We really can’t just highlight this controversy without saying a few words about VAR models.
A simple autoregressive relationship for a time series yt can be written as
yt = a1yt-1+..+anyt-n + et
Now if we have other variables (wt, zt..) and we write yt and all these other variables as equations in which the current values of these variables are functions of lagged values of all the variables.
The matrix notation is somewhat hairy, but that is a VAR. It is a system of autoregressive equations, where each variable is expressed as a linear sum of lagged terms of all the other variables.
One of the consequences of setting up a VAR is there are lots of parameters to estimate. So if p lags are important for each of three variables, each equation contains 3p parameters to estimate, so altogether you need to estimate 9p parameters – unless it is reasonable to impose certain restrictions.
Another implication is that there can be reduced form expressions for each of the variables – written only in terms of their own lagged values. This, in turn, suggests construction of impulse-response functions to see how effects propagate down the line.
Additionally, there is a whole history of Bayesian VAR’s, especially associated with the Minneapolis Federal Reserve and the University of Minnesota.
My impression is that, ultimately, VAR’s were big in the 1990’s, but did not live up to their expectations, in terms of macroeconomic forecasting. They gave way after 2000 to the Stock and Watson type of factor models. More variables could be encompassed in factor models than VAR’s, for one thing. Also, factor models often beat the naïve benchmark, while VAR’s frequently did not, at least out-of-sample.
The Naïve Benchmark
The naïve benchmark is a martingale, which often boils down to a simple random walk. The best forecast for the next period value of a martingale is the current period value.
This is the benchmark which Neeley shows the VAR model does not beat, generally speaking, in out-of-sample applications.
When the ratio is 1 or greater, this means that the mean square forecast error of the VAR is greater than the benchmark model.
Reflections
There are many fascinating details of these papers I am not highlighting.
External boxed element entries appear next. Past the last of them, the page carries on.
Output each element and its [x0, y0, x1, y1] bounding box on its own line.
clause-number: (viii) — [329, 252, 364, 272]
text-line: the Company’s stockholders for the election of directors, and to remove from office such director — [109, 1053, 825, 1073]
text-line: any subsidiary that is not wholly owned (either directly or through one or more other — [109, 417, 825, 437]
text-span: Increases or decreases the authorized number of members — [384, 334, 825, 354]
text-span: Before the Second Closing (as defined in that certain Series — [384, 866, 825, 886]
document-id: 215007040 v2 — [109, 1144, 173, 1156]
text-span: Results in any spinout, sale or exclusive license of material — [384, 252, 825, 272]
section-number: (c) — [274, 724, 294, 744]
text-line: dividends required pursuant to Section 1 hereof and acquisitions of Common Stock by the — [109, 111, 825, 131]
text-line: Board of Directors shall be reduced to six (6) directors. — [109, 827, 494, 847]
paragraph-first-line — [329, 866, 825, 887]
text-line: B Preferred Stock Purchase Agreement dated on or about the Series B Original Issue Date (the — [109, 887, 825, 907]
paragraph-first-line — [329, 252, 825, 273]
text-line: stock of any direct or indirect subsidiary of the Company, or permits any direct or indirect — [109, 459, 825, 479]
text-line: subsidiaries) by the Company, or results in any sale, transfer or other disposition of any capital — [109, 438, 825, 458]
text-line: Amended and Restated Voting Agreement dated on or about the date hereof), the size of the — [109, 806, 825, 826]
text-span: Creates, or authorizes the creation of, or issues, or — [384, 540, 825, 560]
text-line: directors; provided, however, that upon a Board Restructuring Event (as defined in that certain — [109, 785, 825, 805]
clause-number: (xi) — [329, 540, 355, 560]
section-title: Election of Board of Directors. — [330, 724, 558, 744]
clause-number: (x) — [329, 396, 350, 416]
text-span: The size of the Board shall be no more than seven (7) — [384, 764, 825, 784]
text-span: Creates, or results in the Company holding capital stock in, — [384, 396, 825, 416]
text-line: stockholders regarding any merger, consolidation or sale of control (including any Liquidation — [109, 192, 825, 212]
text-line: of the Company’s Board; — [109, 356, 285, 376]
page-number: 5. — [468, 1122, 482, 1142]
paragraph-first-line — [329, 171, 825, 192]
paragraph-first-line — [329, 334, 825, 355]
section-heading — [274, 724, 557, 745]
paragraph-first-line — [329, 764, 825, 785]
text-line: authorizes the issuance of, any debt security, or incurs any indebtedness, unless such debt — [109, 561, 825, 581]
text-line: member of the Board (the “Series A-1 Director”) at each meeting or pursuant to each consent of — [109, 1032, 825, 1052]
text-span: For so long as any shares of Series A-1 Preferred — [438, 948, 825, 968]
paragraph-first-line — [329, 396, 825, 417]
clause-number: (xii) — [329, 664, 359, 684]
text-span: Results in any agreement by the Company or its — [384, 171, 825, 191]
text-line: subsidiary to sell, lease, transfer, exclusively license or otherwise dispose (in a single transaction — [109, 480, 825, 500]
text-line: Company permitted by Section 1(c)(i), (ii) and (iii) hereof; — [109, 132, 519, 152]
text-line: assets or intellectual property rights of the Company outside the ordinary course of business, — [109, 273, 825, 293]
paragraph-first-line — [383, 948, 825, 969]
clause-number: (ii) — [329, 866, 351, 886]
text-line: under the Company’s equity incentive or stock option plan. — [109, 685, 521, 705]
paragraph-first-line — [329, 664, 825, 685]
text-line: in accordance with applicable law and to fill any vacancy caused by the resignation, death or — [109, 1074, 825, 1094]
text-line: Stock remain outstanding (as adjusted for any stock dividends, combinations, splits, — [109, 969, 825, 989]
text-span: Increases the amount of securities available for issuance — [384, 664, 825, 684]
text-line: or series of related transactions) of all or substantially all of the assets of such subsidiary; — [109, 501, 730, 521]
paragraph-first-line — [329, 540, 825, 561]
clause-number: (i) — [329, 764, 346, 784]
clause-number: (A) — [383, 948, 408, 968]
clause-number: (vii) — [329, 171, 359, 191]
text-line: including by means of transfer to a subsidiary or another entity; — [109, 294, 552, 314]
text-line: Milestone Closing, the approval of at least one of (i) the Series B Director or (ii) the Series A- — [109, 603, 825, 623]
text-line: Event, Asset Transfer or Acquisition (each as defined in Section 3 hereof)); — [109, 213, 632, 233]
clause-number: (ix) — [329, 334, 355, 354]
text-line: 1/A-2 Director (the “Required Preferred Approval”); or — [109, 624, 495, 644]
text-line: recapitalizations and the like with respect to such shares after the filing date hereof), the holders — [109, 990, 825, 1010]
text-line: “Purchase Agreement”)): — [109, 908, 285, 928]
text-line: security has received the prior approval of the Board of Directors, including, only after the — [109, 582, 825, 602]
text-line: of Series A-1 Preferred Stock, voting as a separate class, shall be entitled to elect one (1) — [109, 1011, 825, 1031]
As an old Republican Congressman once said, “a billion here and a billion there, and pretty soon you are spending real money.”
So the defense of QE in this instance boils down to invalidating an analysis which suggests the impacts of QE are transitory, lasting a few months.
There is no proof, however, that QE has imparted lasting impacts on long term interest rates developed in this relatively recent research.